ReplyDelete(I thought I'd entered my comment a few days ago, but it's not here; I seem to often have trouble when commenting on Blogger blogs, not sure why.)
Would love to go!! Julie@citymommy.com
ReplyDeleteWe'd love to go :)
ReplyDeleteFact: The largest complete T-Rex skeleton was sold for 7.6 Million Dollars (USD) in 1990.
According to George Poinar Jr, a professor or Zoology at Oregon State University, says that insects may have been the key contributor in the extinction of dinosaurs. "Asteroid impacts or massive volcanic flows might have occurred around the time dinosaurs became extinct, but a new argument is that the mightiest creatures the world has ever known may have been brought down by a tiny, much less dramatic force -- biting, disease-carrying insects."
ReplyDeletehttp://www.sciencedaily.com/releases/2008/01/080103090702.htm
One of the most recognizable fossils found in our region is the California state fossil, the Pleistocene-age Smilodon californicus, better known as the Ice Age saber-toothed cat.
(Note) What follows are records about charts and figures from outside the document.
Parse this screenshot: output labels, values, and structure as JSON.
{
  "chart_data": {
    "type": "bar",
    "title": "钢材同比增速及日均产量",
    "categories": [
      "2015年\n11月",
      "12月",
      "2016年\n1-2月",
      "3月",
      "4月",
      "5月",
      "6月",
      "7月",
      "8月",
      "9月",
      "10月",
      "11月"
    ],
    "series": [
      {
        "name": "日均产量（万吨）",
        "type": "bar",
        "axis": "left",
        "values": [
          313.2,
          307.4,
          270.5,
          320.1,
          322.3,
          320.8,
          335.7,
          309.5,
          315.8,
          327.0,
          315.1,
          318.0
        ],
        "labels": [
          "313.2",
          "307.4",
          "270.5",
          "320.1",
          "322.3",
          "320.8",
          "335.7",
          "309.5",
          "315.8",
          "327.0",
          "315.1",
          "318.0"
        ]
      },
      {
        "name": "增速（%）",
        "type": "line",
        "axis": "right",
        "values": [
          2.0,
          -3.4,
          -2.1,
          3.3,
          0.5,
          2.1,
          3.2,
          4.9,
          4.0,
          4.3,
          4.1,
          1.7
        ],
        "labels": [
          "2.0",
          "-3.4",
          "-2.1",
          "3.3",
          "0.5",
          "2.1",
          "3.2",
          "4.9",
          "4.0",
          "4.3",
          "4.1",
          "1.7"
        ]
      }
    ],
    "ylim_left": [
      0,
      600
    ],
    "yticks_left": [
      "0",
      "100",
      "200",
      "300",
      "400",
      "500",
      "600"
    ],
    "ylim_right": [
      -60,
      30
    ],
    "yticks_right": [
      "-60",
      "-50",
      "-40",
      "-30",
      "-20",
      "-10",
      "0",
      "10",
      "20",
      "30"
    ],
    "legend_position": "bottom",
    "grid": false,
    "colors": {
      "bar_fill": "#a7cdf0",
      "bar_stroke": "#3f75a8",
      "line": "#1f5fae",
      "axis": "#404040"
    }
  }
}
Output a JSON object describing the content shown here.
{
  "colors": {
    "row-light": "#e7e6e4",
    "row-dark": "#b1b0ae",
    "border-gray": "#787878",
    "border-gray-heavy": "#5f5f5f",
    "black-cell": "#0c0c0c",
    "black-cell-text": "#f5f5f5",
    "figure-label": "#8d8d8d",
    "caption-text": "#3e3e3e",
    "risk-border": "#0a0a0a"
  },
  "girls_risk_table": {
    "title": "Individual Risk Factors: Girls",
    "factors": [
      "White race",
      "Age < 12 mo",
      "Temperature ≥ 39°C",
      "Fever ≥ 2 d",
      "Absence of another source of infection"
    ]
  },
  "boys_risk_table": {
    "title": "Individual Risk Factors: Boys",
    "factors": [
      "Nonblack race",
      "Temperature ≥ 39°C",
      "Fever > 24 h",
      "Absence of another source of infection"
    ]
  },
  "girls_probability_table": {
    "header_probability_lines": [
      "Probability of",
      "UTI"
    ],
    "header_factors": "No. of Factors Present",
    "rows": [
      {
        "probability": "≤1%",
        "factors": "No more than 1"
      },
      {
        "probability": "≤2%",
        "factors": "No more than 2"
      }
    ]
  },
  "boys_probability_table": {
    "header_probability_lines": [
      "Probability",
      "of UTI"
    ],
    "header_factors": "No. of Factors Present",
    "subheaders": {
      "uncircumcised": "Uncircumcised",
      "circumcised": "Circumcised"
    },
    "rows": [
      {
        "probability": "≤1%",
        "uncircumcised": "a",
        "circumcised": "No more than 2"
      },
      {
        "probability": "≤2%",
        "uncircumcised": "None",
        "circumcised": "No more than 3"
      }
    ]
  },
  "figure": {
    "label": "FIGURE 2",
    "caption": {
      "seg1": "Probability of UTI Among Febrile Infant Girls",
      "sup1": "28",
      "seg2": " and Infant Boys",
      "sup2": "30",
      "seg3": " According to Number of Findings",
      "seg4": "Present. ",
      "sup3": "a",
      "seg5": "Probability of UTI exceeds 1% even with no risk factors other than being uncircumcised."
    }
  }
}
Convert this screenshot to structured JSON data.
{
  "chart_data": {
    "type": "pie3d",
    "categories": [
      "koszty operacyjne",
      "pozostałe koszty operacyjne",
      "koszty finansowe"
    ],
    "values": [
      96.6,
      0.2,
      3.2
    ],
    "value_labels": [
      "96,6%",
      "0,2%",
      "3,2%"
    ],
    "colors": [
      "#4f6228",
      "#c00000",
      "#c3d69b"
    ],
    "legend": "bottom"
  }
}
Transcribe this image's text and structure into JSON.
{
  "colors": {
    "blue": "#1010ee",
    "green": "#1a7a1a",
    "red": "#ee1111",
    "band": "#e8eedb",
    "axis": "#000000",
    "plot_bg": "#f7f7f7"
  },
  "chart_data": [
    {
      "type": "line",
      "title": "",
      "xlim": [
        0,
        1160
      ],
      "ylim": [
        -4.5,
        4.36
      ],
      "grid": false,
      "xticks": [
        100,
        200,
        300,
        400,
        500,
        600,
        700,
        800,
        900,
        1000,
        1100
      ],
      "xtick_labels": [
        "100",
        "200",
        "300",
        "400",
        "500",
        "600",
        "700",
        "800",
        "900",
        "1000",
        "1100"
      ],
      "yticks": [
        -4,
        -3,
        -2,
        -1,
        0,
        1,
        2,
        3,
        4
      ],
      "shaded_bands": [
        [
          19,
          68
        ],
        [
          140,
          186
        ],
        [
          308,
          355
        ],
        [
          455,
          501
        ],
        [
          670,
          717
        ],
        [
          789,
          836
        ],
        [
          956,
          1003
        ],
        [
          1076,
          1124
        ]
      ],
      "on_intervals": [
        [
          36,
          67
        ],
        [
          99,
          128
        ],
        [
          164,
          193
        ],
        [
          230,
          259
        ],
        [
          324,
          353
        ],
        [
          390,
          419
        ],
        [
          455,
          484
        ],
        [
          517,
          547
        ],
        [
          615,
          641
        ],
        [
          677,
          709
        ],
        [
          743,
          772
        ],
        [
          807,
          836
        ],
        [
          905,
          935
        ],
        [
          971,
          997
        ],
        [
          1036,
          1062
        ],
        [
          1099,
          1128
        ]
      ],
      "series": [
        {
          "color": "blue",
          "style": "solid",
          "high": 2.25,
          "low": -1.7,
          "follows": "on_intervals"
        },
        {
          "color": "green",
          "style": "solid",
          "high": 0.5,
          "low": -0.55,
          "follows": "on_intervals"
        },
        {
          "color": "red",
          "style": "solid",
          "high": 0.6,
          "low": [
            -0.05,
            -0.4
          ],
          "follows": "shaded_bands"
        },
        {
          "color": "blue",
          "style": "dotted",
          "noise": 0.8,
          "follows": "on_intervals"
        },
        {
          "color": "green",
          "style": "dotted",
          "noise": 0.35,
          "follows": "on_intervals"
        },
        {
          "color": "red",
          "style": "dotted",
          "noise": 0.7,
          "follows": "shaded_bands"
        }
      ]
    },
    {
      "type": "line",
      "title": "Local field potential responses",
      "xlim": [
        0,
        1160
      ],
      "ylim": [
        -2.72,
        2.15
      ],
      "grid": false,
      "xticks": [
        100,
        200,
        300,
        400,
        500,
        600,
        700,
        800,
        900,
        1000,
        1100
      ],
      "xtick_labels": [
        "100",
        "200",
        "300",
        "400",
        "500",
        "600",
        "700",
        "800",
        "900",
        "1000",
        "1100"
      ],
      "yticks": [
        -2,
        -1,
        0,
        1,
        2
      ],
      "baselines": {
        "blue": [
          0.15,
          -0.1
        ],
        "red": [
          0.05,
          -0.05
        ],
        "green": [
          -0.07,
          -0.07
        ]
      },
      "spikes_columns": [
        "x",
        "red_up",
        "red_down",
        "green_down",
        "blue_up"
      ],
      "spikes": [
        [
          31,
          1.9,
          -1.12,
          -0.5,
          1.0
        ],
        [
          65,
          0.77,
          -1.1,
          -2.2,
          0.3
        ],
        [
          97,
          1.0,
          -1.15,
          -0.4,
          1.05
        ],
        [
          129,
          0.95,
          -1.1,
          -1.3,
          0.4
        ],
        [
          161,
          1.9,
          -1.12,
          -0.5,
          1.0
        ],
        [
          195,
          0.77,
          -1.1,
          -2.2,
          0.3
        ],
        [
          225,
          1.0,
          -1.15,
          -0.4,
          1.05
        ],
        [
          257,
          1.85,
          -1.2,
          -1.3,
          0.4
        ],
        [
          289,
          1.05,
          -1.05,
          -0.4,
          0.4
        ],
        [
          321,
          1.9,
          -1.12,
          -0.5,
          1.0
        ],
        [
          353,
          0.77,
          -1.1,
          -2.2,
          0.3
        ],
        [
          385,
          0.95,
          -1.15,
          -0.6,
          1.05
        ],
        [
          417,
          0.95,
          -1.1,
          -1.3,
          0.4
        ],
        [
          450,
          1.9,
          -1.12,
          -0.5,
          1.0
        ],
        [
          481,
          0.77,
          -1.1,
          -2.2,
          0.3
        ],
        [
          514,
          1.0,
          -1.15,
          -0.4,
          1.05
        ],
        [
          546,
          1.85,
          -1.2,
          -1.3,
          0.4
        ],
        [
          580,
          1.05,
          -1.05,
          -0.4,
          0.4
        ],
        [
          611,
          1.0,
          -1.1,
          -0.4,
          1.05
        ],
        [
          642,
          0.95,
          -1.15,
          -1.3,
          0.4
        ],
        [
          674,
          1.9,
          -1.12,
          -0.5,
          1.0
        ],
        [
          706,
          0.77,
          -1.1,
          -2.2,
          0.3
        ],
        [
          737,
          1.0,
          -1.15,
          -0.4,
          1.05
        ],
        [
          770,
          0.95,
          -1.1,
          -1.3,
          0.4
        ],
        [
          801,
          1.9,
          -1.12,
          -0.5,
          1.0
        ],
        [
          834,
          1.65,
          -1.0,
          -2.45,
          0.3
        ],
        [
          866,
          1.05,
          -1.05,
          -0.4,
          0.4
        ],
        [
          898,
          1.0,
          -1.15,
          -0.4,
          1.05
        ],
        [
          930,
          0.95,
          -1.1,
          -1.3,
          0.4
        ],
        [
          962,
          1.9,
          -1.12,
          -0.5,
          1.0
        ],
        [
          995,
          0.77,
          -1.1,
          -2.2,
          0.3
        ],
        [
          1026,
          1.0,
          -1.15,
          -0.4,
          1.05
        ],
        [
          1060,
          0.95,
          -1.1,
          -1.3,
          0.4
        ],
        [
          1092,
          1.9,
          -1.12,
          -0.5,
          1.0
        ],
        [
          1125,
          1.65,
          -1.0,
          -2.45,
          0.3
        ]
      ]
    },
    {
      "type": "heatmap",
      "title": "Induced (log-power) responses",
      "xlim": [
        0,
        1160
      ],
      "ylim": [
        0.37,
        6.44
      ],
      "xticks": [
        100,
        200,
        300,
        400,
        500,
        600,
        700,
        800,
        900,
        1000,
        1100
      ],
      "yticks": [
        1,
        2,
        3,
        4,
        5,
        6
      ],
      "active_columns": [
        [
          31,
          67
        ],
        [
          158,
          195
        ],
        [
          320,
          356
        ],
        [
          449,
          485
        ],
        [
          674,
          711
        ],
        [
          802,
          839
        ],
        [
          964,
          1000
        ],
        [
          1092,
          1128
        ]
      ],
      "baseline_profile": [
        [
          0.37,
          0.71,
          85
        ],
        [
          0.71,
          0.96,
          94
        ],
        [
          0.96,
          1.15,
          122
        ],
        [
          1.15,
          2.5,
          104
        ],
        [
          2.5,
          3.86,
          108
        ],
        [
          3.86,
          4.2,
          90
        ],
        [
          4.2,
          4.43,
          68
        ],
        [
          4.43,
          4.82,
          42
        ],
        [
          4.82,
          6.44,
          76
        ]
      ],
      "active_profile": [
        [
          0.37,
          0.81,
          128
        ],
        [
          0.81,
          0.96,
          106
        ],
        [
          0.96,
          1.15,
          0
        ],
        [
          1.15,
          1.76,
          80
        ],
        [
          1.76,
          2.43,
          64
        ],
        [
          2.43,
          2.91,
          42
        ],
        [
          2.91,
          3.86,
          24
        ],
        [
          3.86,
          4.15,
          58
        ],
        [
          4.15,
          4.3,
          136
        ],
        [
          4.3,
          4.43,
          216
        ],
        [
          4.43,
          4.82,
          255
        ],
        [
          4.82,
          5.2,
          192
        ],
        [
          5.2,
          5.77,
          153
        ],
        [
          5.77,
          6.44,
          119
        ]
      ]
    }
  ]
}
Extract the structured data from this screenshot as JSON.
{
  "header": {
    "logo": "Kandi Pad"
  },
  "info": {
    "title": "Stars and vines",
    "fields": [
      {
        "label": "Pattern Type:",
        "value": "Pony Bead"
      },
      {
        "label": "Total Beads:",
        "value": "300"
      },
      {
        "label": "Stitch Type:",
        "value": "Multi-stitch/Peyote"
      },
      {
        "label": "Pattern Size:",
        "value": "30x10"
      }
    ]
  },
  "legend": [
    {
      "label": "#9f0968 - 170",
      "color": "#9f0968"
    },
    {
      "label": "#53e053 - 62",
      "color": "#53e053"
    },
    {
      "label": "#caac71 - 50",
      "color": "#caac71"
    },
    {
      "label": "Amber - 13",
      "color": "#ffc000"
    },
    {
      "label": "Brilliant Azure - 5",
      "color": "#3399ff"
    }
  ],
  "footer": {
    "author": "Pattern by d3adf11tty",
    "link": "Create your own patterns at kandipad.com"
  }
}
You will not find any older land mass dinosaurs in this area because it was under water during their time period.
ReplyDeleteKabuki_dreams@yahoo.com
My boys like to tell me that dinosaur means terrible lizard. Just took a fun trip to the LA Museum of Natural History to see the dinos.
ReplyDeleteIf my boys could have just one gift for the holidays, it would be to see Walking With Dinosaurs live. We have the DVD and it is amazing.
ftbdad AT yahoo.com
The great meat-eater Megalosaurus was the first dinosaur ever to be named.
ReplyDeleteWhat an wonderful giveaway!
orad45133 AT mypacks DOT net
Dinosaurs were airheads...and that's not just because they had tiny brains. New 3-D scans of the skulls of Tyrannosaurus rex and other dinosaurs reveal the creatures had more empty space inside their heads than previously thought.
ReplyDeleteThese air spaces made the skulls light but strong and could have helped dinosaurs breathe, communicate, and hunt.
i hope you like my fact...
peytiesmama07@yahoo.com
The largest known dinosaur of the Mesozoic era was the Argentinosaurus, which is estimated to have weighed up to 90 tonnes.
ReplyDeleteBut no dinosaur came close in size to the blue whale, which can weight up to 170 tonnes.